These Vicious Masks: A Swoon Novel

“I watched from the street as they left the theater, I watched one of them get caught pickpocketing a man, I watched the man lunge at the pickpocket with a punch, I watched the man disappear through a door in the air before his punch hit, and I watched him reappear in the middle of the street, right in front of a moving carriage.”

Dear God. This sounded like the same man from last night. “Did he . . . kill him?” I asked, wincing.

She nodded steadily, her eyes distant and stuck in the past. “That was the most horrifying truth to realize. Not the fact that these powers existed, but the fact that there were people who did such awful things with them. When I returned to your home, I tried to pretend the nightmares weren’t real, but the harder I tried, the more vivid they became—it nearly drove me mad.”

I remembered mornings when she came downstairs pallid, exhausted, and reticent. She would assign Rose and me work that required plenty of writing and little talking, then spend hours looking out the window, endeavoring to keep awake. It finally made sense.

“Eventually, it became too much. Your mother was concerned for my health, and we decided it best that I leave.”

“Where did you go? We wrote you many times.”

I could see her withdraw into her memories as she rose again, walking stiffly to a streetside window.

“When I was sent back home, my parents demanded an explanation, so I poured out everything. They sympathized and told me all would be well.” There was a cold anger lacing her words that made me freeze, almost frightened to hear more.

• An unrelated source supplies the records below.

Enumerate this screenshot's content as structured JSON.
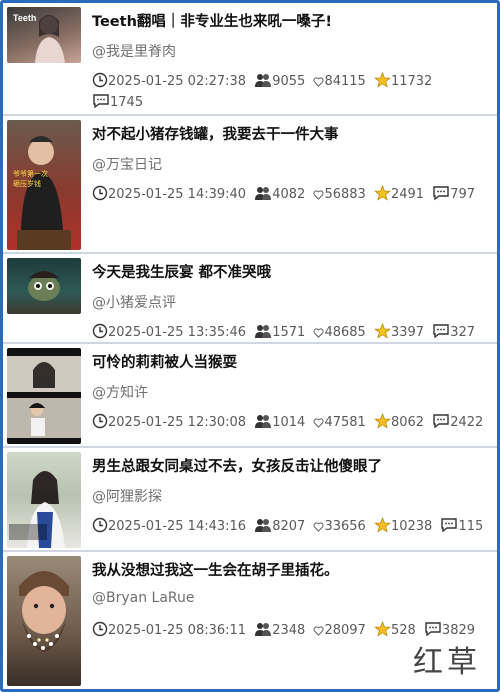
{
  "items": [
    {
      "title": "Teeth翻唱｜非专业生也来吼一嗓子!",
      "author": "@我是里脊肉",
      "time": "2025-01-25 02:27:38",
      "fans": "9055",
      "likes": "84115",
      "stars": "11732",
      "comments": "1745",
      "thumb_text": "Teeth"
    },
    {
      "title": "对不起小猪存钱罐，我要去干一件大事",
      "author": "@万宝日记",
      "time": "2025-01-25 14:39:40",
      "fans": "4082",
      "likes": "56883",
      "stars": "2491",
      "comments": "797",
      "thumb_text": "爷爷第一次\n砸压岁钱"
    },
    {
      "title": "今天是我生辰宴 都不准哭哦",
      "author": "@小猪爱点评",
      "time": "2025-01-25 13:35:46",
      "fans": "1571",
      "likes": "48685",
      "stars": "3397",
      "comments": "327"
    },
    {
      "title": "可怜的莉莉被人当猴耍",
      "author": "@方知许",
      "time": "2025-01-25 12:30:08",
      "fans": "1014",
      "likes": "47581",
      "stars": "8062",
      "comments": "2422"
    },
    {
      "title": "男生总跟女同桌过不去，女孩反击让他傻眼了",
      "author": "@阿狸影探",
      "time": "2025-01-25 14:43:16",
      "fans": "8207",
      "likes": "33656",
      "stars": "10238",
      "comments": "115"
    },
    {
      "title": "我从没想过我这一生会在胡子里插花。",
      "author": "@Bryan LaRue",
      "time": "2025-01-25 08:36:11",
      "fans": "2348",
      "likes": "28097",
      "stars": "528",
      "comments": "3829"
    }
  ],
  "watermark": "红草"
}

“But they had decided I was mad,” she continued, shaking her head in disappointment. “My two sisters also work as governesses, and my father could not risk my condition becoming known. I don’t blame them, but I can never forgive them. They bundled me off to Belgium and shut me in a place worse than a prison—an asylum.”

“No! They couldn’t have!”

She clutched the windowsill to slow her trembling. “I cannot tell you the particular horror it is in such a place. Surrounded by strangers, treated like a dangerous, deranged criminal, I was made to drink vials of concoctions that kept me sick and sleeping most of the day. Of course, as I slept, I was forced to dream more. Sometimes it was pleasant. Mostly it was not. I did not know what I hated more, my waking moments or the dreams. I wanted to escape from both. But then, I dreamt of . . . I dreamt of you and Rose, Evelyn.”

“Of course,” I said, nodding.

She whirled to face me, the light from the window turning her into a silhouette.

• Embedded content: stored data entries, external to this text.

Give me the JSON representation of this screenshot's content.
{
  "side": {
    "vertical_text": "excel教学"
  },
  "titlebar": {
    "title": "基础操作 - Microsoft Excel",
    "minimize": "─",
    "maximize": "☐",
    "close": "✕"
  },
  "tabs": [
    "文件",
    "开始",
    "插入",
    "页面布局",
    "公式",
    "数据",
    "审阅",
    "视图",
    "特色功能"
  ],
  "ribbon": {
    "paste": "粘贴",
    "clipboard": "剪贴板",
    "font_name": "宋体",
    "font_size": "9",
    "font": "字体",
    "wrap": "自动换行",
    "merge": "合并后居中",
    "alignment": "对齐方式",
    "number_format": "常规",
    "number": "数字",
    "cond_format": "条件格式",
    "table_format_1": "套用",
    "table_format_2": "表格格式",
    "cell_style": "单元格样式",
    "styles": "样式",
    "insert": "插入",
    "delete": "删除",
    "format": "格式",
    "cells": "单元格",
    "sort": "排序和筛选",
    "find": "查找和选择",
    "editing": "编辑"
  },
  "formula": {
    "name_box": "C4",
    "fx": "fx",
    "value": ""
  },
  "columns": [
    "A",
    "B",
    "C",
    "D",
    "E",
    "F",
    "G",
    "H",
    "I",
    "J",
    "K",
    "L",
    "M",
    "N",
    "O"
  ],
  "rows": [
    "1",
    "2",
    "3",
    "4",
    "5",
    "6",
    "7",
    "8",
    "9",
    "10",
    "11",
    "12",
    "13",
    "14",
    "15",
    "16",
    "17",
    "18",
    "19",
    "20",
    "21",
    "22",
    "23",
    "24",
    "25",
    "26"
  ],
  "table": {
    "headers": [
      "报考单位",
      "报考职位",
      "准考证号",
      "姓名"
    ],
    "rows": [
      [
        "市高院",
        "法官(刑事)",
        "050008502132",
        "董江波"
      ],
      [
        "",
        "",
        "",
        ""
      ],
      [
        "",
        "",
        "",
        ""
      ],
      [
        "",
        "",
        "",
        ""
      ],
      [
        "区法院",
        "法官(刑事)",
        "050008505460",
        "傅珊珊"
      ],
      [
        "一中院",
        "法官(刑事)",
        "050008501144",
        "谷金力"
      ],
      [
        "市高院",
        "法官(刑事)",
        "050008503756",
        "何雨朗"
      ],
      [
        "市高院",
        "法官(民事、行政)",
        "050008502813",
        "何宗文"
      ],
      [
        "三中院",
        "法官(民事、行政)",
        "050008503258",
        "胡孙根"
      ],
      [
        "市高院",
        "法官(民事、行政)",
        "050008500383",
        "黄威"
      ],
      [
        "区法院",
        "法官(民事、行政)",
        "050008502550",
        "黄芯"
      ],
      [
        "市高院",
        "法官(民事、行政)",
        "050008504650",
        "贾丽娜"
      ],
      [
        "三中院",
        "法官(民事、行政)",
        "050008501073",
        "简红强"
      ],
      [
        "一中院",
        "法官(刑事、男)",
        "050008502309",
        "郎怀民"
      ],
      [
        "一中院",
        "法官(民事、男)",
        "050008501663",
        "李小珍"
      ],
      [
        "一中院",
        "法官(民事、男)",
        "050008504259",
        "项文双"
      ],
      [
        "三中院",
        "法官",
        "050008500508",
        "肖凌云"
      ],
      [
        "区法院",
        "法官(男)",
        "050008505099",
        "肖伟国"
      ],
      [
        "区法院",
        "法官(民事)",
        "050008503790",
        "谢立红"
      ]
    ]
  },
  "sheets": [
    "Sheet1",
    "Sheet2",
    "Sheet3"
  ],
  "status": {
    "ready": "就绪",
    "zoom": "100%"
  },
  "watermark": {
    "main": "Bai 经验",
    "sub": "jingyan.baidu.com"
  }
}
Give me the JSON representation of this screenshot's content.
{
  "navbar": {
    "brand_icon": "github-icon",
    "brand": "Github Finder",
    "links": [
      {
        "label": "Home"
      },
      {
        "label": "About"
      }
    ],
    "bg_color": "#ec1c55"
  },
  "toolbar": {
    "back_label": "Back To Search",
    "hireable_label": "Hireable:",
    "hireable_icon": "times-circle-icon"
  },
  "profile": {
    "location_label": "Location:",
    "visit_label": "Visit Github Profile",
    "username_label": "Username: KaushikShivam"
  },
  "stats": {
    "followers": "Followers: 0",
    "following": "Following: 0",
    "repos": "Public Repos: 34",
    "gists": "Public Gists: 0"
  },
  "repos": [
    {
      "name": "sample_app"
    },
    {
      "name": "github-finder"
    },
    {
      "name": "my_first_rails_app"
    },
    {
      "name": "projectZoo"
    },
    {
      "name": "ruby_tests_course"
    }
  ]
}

“I’ve recently become aware of my healing ability,” I said. “Rose’s, as well.”

The smallest bit of tension seemed to leave her body. “I was afraid I would somehow have to prove your abilities,” she said with a slight laugh.

“No, there have been many chances for that over these last days.”

Again, her eyes filled with guilt. “I am so sorry, Evelyn.”

“It is not your fault!”

“When I saw the two of you healing patients, it was the first time I had seen someone using their gift for good. I felt the slightest bit of hope and clung to it. I made an effort to better understand my power. I kept a diary of my dreams to remember more details. I discovered that when I dream of someone who is sleeping, I enter their dreams instead. I even found I could sometimes control whom I dreamt of. But then I dreamt of him.

“The scientist. The one I dreaded most. Cold, empty, heartless. In my dreams he sought others with powers, convinced them to aid his experiments, and performed atrocious tests on them without remorse, all in the name of research. And in my dream, he was discussing Rose with his two partners: a giant and the murderer I’d seen in London.”

“Calvin Beck,” I said, strangled breath wrenching itself from me. “He . . . has a power? What is it?”

Miss Grey shook her head. “I never witnessed it. I dread the possibilities. Perhaps it is the lack of a conscience.”

My head felt cloudy, stormy. Not only did Claude have an abnormal amount of strength and the other man the ability to travel anywhere, but Dr. Beck had a mysterious advantage, as well.

“I tried to warn you,” Miss Grey continued, “but the caretakers refused to send my letters, and it was impossible to escape. Out of desperation I tried what I assumed was impossible. I entered your dream, Evelyn, and endeavored to speak to you. But I lacked the proper control.”

“No. You have been wonderful. I simply didn’t realize.” It was my turn to stand and pace, trying to push away thoughts of what if. “How did you come to me now?”

“I met Emily Kane. She was a young girl recently transferred to the ward. You see, the asylum itself held a number of gifted patients who were also deemed mad by their families. Emily and I were not friends—not exactly. She was almost as insane as they wished her to be. She was too scared to leave, no matter what I said, but she used her fascinating ability to help me, God bless her.”